Le documentaire de Raoul Peck, I am not a Negro. I am not your Negro, a remis l’œuvre de James Baldwin en pleine lumière, avec trois rééditions et un livre  superbe reprenant les textes du film.

Le Mondea eu l’heureuse idée de demander à Christiane Taubira d’en faire la critique. L’ancienne garde des sceaux écrit :

« Par une pensée qui va, qui vient, s’attarde, se rétracte, Baldwin explore, fouille, épuise cette évidence récalcitrante : le Nègre fut inventé. Pourquoi ? Pour répondre à quel besoin, servir quelle sinistre nécessité ? (…) Baldwin décentre. Il n’y a pas une « Negro question » aux Etats-Unis, comme il n’y a pas en France de question noire. Baldwin décentre pour mieux recentrer. La question est celle de la violence institutionnelle et des mensonges que l’Amérique se raconte sur sa propre histoire, ses contes sur la conquête de l’Ouest, l’embellissement de ses crimes, l’escamotage de ses parjures, la sublimation de ses valeurs pourtant maculées dès la Déclaration d’Indépendance (1776), qui énonce l’égalité, pas seulement ontologique, mais à la fois immanente et transcendante : « All men are created equal. » Pas seulement nés, ‘’créés’’ ! (…) Baldwin décentre, recentre pour mieux concentrer. Le sujet, le seul sérieux, c’est le rapport de ce pays à la vérité. Ce sujet est celui de toutes les démocraties. La question des mémoires, de leur inscription diachronique et dialectique dans le récit national, est l’unique chemin fécond et, quoi qu’on en pense, paisible, vers l’Histoire mondiale de ces démocraties. »

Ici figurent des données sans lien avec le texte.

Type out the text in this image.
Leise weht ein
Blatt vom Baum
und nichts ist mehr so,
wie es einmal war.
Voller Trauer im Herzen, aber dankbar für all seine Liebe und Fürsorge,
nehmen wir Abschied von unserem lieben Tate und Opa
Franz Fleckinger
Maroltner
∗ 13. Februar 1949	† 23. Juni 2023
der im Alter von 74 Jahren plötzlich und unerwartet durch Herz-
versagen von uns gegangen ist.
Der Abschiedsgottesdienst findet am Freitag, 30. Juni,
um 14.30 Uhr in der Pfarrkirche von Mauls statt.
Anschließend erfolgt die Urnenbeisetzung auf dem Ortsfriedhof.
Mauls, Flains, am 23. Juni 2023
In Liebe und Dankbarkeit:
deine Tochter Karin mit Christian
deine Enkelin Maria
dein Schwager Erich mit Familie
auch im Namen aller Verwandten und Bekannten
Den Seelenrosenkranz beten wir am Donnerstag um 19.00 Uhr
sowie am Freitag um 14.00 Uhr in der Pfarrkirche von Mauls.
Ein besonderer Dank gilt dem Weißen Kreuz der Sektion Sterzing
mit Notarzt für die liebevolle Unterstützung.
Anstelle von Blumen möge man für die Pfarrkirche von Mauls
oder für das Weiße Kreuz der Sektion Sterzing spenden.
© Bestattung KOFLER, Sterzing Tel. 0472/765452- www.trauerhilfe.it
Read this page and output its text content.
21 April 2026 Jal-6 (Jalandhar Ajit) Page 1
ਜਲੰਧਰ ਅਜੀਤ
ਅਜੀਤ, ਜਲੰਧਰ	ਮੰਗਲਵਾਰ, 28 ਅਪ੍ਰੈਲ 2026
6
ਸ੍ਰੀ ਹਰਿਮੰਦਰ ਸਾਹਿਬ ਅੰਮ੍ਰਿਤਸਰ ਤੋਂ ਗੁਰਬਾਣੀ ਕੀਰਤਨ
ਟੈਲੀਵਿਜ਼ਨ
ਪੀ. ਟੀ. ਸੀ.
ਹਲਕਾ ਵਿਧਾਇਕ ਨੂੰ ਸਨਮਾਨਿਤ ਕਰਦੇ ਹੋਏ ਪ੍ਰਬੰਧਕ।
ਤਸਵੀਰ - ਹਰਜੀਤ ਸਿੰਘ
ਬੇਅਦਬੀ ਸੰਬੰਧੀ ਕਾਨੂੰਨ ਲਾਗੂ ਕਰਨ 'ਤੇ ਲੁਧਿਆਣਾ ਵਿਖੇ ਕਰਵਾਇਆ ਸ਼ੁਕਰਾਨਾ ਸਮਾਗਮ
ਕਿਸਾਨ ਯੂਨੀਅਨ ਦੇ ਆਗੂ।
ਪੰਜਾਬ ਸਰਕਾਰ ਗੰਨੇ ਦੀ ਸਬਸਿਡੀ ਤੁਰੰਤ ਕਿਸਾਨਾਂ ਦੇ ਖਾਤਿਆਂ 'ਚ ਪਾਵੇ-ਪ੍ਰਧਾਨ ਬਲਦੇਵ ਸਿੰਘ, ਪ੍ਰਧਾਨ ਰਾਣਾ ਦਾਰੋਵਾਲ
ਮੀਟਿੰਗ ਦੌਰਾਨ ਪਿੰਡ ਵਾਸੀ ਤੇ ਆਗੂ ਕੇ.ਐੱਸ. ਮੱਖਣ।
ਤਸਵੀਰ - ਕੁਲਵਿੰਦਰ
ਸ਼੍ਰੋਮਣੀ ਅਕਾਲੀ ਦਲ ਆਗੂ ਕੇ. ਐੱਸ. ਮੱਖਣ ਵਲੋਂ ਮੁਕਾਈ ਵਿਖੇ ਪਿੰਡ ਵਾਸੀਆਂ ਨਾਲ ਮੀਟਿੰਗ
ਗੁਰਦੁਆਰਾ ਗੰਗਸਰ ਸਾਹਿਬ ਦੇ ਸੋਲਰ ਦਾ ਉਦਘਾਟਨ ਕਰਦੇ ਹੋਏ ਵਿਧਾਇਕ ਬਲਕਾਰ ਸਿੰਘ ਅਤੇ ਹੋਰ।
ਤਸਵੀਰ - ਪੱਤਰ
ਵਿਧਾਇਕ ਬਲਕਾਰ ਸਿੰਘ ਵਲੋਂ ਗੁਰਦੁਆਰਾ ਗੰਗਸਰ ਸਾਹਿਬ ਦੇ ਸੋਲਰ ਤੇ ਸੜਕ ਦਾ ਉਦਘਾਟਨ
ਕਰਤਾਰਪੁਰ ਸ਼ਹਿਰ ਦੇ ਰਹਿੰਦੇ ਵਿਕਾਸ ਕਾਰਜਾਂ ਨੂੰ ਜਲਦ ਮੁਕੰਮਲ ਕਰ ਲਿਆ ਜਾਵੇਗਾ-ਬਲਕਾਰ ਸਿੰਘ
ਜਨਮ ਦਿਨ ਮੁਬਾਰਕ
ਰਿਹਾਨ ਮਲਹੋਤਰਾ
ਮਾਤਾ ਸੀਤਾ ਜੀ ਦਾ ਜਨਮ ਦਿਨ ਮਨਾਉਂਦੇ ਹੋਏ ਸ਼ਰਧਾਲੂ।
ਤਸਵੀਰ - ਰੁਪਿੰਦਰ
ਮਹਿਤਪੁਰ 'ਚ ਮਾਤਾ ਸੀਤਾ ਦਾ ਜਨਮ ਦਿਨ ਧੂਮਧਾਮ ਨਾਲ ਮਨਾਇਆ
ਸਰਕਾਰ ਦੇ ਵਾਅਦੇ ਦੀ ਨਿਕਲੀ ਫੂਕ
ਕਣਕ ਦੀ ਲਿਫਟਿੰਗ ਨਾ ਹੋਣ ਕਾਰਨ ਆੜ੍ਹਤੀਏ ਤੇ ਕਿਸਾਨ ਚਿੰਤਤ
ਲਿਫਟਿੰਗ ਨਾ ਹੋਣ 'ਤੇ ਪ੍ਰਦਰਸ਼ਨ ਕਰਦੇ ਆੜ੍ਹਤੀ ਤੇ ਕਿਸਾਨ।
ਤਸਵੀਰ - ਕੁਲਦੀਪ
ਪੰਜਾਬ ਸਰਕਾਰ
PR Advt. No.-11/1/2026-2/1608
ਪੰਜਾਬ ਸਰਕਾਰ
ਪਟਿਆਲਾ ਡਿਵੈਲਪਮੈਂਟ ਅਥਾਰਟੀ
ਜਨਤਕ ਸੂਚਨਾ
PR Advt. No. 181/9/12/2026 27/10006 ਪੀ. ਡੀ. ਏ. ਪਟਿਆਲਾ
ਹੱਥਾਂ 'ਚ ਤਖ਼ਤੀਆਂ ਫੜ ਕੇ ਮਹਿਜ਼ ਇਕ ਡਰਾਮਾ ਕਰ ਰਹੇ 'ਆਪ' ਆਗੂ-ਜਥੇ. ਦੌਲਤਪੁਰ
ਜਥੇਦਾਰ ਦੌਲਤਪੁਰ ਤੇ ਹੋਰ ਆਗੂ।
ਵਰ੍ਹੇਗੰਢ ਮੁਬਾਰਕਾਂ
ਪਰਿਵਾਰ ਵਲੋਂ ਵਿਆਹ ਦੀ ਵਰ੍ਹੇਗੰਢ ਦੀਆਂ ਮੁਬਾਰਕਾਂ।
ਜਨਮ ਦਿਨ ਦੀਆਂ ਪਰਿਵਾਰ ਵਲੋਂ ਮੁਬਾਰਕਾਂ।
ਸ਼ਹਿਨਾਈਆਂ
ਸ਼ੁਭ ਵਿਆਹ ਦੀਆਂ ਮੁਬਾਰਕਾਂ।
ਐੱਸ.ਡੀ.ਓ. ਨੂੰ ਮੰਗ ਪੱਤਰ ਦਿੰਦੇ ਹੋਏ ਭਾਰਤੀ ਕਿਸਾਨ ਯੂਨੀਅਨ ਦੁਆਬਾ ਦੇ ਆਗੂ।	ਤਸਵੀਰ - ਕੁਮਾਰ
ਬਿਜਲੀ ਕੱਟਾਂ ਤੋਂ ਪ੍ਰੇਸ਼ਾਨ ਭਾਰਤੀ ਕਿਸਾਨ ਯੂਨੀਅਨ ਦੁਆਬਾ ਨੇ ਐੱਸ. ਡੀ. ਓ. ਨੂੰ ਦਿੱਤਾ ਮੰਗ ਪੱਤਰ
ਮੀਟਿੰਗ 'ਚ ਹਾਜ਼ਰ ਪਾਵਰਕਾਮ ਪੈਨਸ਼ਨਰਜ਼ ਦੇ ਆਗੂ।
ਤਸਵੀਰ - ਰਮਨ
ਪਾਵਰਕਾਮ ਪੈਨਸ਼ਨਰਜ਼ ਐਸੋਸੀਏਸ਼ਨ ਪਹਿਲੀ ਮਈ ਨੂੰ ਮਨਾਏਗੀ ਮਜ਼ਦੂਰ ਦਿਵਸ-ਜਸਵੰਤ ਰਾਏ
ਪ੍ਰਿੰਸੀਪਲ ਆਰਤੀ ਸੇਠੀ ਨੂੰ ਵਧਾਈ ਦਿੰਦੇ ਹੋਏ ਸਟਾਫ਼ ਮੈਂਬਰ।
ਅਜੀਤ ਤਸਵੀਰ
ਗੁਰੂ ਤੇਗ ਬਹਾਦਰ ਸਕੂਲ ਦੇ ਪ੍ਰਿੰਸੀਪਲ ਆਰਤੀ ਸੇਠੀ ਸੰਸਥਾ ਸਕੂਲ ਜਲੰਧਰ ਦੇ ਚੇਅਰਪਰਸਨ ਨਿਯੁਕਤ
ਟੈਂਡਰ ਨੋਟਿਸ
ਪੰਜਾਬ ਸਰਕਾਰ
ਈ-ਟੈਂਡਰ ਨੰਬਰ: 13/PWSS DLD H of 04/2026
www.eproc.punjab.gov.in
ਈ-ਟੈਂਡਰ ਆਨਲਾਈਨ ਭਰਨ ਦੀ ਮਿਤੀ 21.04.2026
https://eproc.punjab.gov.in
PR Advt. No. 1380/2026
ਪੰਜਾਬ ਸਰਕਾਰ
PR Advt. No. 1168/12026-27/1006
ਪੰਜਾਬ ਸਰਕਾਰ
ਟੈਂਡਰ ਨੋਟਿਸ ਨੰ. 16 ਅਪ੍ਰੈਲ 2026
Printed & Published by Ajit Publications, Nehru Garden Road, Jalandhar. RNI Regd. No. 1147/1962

Ces phrases sont magnifiques; le lénifiant discours du président de la République prononcé à Ouagadougou apparaît, comparativement, d’une si grande vacuité ! Comme James Baldwin, Christiane Taubira a souffert du racisme, du machisme et de la bassesse des politiciens de la droite la plus bête du monde. Elle lutte, elle s’impose par une intelligence fulgurante, elle est une femme pour qui les mots sont la meilleure arme.